By comparison, shares of GM’s cross-town rival, the Ford Motor Company, also fell 2 percent, or $0.19 per share, this week.
Over the last few years, GM has taken many steps to increase the value of its stock, including exiting markets where it can’t find ways to turn a profit (such as Europe, South Africa, and India), closing plants in various parts of the world, divesting loss-making divisions (such as Opel-Vauxhall), making adjustments to its business model in order to prioritize profitability over chasing market share goals, focusing on its Cadillac luxury brand to increase its share of high-profit automobiles, investing heavily into new-age mobility ventures such as electric vehicles and autonomous driving tech, while discontinuing some sedans (Cruze, Impala, LaCrosse, XTS) to focus on more profitable crossovers, SUVs, and pickup trucks.

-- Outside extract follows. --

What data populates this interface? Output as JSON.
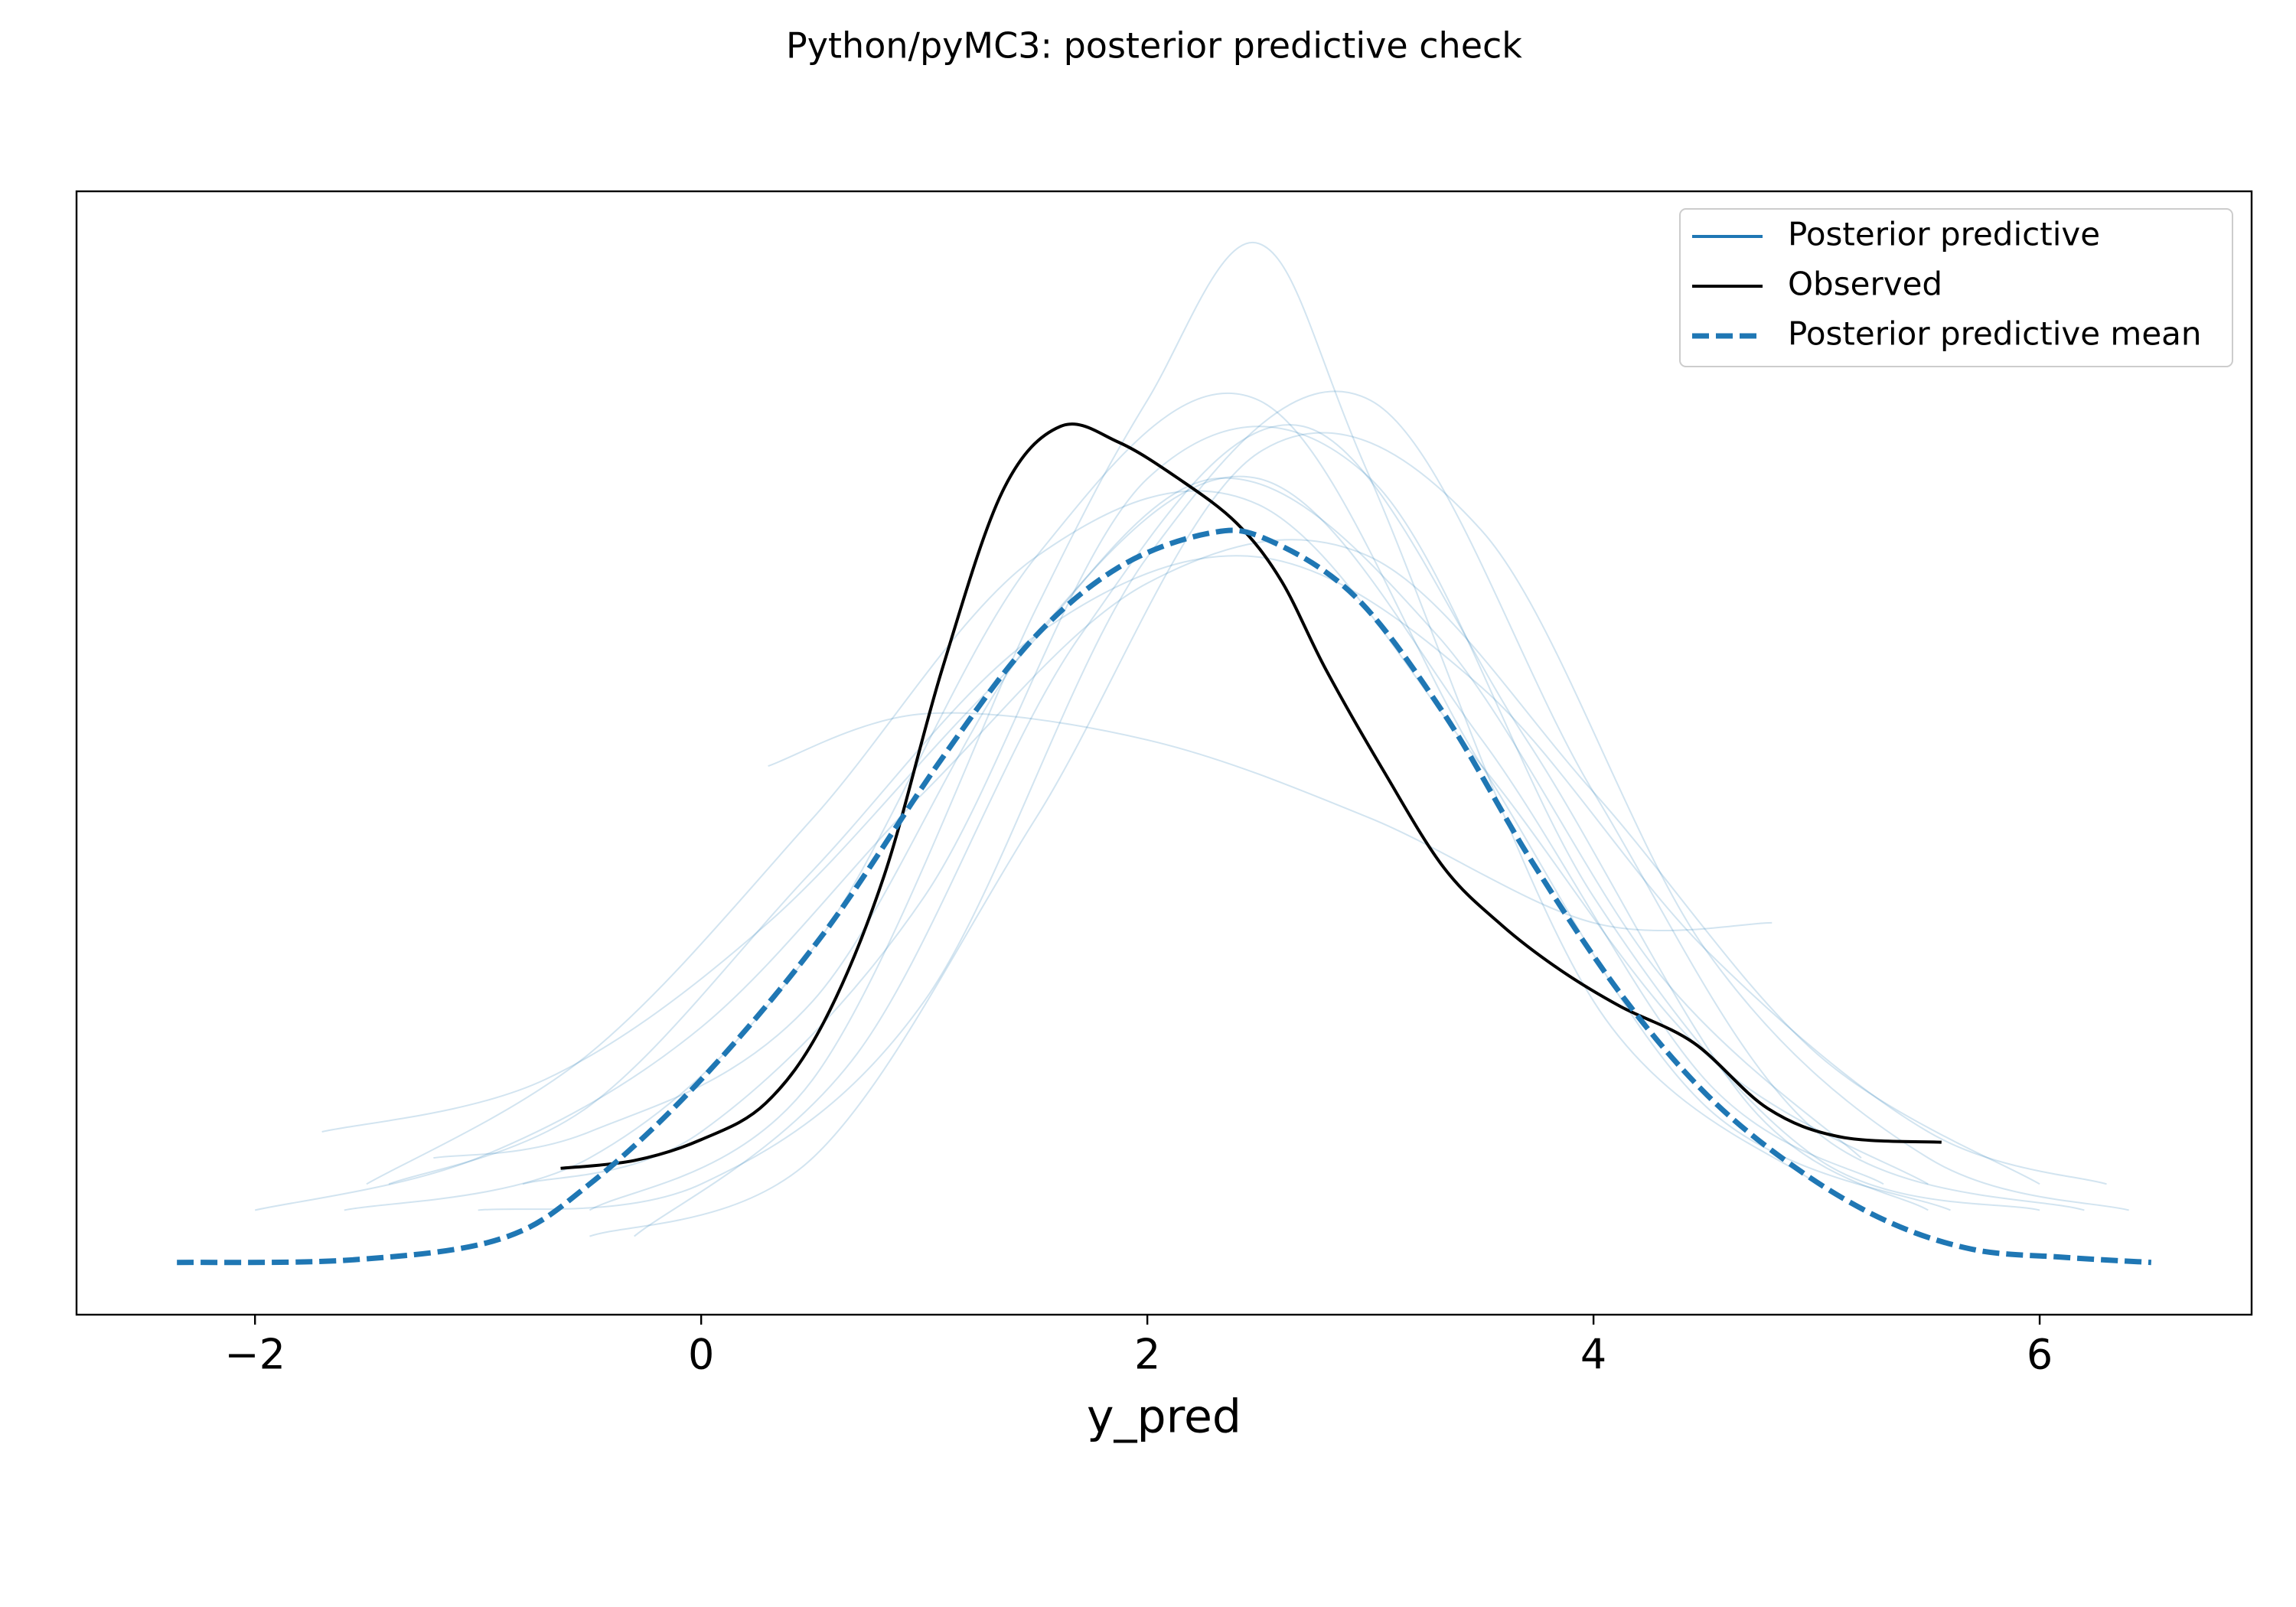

Despite these actions, the value of GM stock has traditionally struggled to surpass the $40 mark, spending most of its time stuck in the $33-$38 per share range. The is problematic, since the value of the “new GM’s” Initial Public Offering, or IPO, was $33 per share in November 2010, frustrating many investors. The circumstance was changing until economic warning bells began to ring last week.
We remain interested in seeing how GM stock performs during the final two quarters of 2019, especially as the Detroit-based automaker launches its GEM-based vehicles for developing markets, completes the roll-out of its full-size pickup trucks, and begins to launch its all-new full-size SUVs and various new Cadillac models. All of these products are expected to contribute significantly to its bottom line.
In addition, the automaker was planning to roll out an autonomous ride-sharing service from its Cruise division by the end of 2019, but has announced that it will push back that timeline. GM sees the robo-taxi service as a “trillion-dollar opportunity.”
In July 2019, GM unveiled the new Corvette, which is switching to a mid-engine layout for the first time in its history. The mid-engine Corvette, also known as Corvette C8 or the 2020 Corvette, will launch around December 2019. The vehicle, which is still available to order, is also expected to contribute to GM’s bottom line, since the Corvette carries healthy profit margins.